I Have To Fly WHERE?
How Business Travellers Can Stay Safe in the Worlds Hotspots
Let’s make a list, and discuss each in turn.
It’s reassuring to discover few travellers fall victim to kidnapping. Kidnap victims are usually local people or resident expatriates. Why? Probably because travellers are unpredictable. Kidnappers don’t know their plans, where they’re staying, or even that they’re there at all!
Random attacks are much more likely, but the risk of these can be much minimized, as we’ll discuss later.
Robbery – theft of possessions and money can be common among travellers. But these risks can also be minimized.
The biggest threat to business travellers comes from accidents. The number of road accidents, in particular, far exceeds any deaths in terrorist incidents.
How to minimize risk
Reduce your risk by good preparation. Learn about the country and city you plan to visit. A number of websites will help your research. The U.S State Department runs a website at travel.state.gov/travel. The British Foreign Office maintains a website at www.fco.gov.uk – you can find constantly updated general and country specific travel advice.

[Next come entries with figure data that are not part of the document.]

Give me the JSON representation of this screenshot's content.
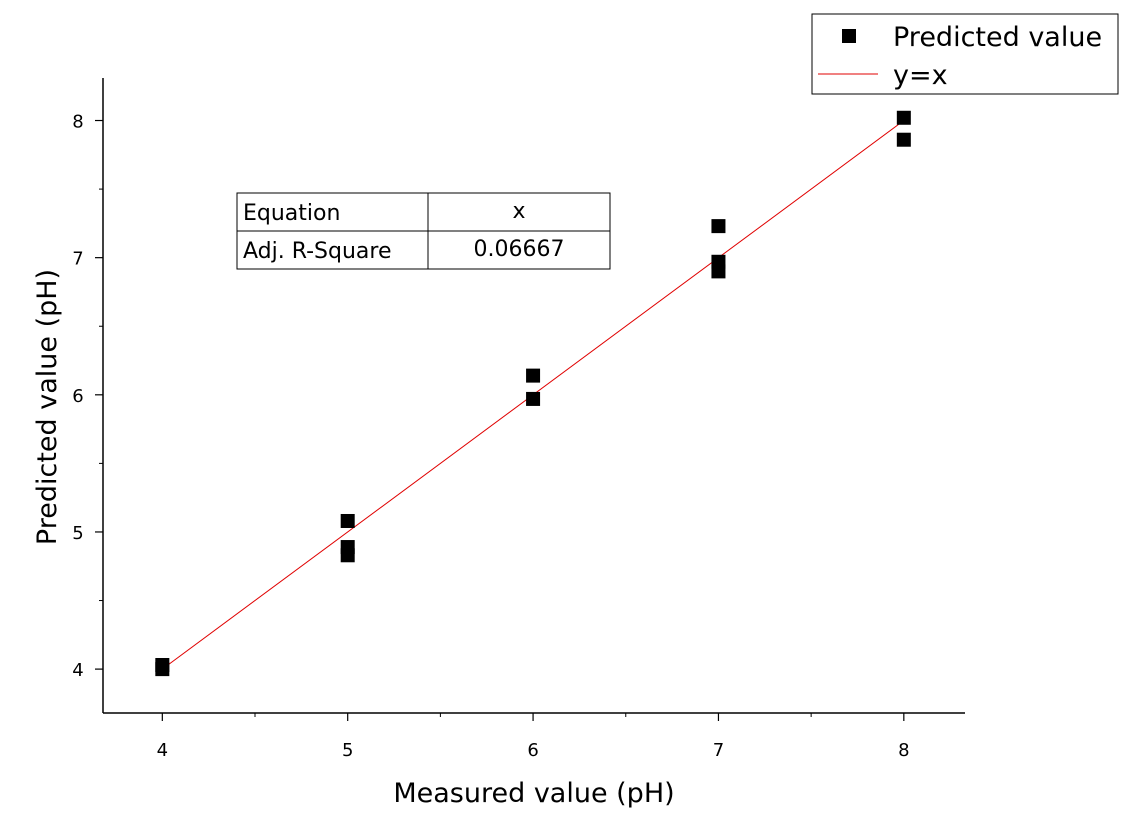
{
  "chart_data": {
    "type": "scatter",
    "title": "",
    "xlabel": "Measured value (pH)",
    "ylabel": "Predicted value (pH)",
    "xlim": [
      3.68,
      8.33
    ],
    "ylim": [
      3.68,
      8.31
    ],
    "xticks": [
      4,
      5,
      6,
      7,
      8
    ],
    "yticks": [
      4,
      5,
      6,
      7,
      8
    ],
    "grid": false,
    "legend_position": "top-right",
    "series": [
      {
        "name": "Predicted value",
        "marker": "square",
        "color": "#000000",
        "points": [
          {
            "x": 4,
            "y": 4.03
          },
          {
            "x": 4,
            "y": 4.0
          },
          {
            "x": 5,
            "y": 5.08
          },
          {
            "x": 5,
            "y": 4.89
          },
          {
            "x": 5,
            "y": 4.83
          },
          {
            "x": 6,
            "y": 6.14
          },
          {
            "x": 6,
            "y": 5.97
          },
          {
            "x": 7,
            "y": 7.23
          },
          {
            "x": 7,
            "y": 6.97
          },
          {
            "x": 7,
            "y": 6.9
          },
          {
            "x": 8,
            "y": 8.02
          },
          {
            "x": 8,
            "y": 7.86
          }
        ]
      },
      {
        "name": "y=x",
        "type": "line",
        "color": "#e00000",
        "points": [
          {
            "x": 4,
            "y": 4
          },
          {
            "x": 8,
            "y": 8
          }
        ]
      }
    ],
    "fit_table": {
      "rows": [
        {
          "label": "Equation",
          "value": "x"
        },
        {
          "label": "Adj. R-Square",
          "value": "0.06667"
        }
      ]
    }
  }
}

If you get advice, follow it. Don’t ignore it. Keep a low profile where possible, and don’t draw
unfavourable attention. Is that a good neighbourhood you plan to walk around? How about that quaint little bar? Maybe it’s the local criminal hangout.
Find out what you can before you leave, and then take local advice when you get there. Chat with your taxi driver and your hotel manager. You’ll find out 99% of what you need to know from these two guys!
So, before you go you’ve already found out about good and bad areas of town. You’ve learned enough to book a good hotel in a good area. Then you’ll fill in more detail when you get there (manager, taxi driver etc.).
But what if things go wrong?
Okay, you’ve taken steps to reduce your risk. But accidents sometimes happen. You might get robbed in broad daylight on a busy street, though it’s unlikely.
Get proper insurance. Standard travel insurance covers most situations, and you should check with your broker. Not all insurance covers business travel, so check. In some higher risk countries, you might need specialist insurance. Yes, you can get insurance to cover emergency evacuation, or even payment to skilled negotiators to help secure your release.
But you only need insurance when it’s already too late. Make contingency plans to get yourself out of a bad situation. You’ve got backup plans for your computer systems and other business operations. Make backup plans for yourself.
If you get caught in political disruption or natural disaster, what will you do? Communication usually disappears first. Buy or borrow a mobile phone that works locally. Take your own tri-band phone, or rent a phone locally at the airport. Make sure you’ve got a local contact who can get messages back if necessary (agree this in advance).
So there’s little need to worry about the more horrific incidents we see on TV every day. But more mundane risks, such as robbery or attack can be minimized by the right preparation. Use the internet to research where you’re going, and use the US and UK Government web sites for up- to-date advice.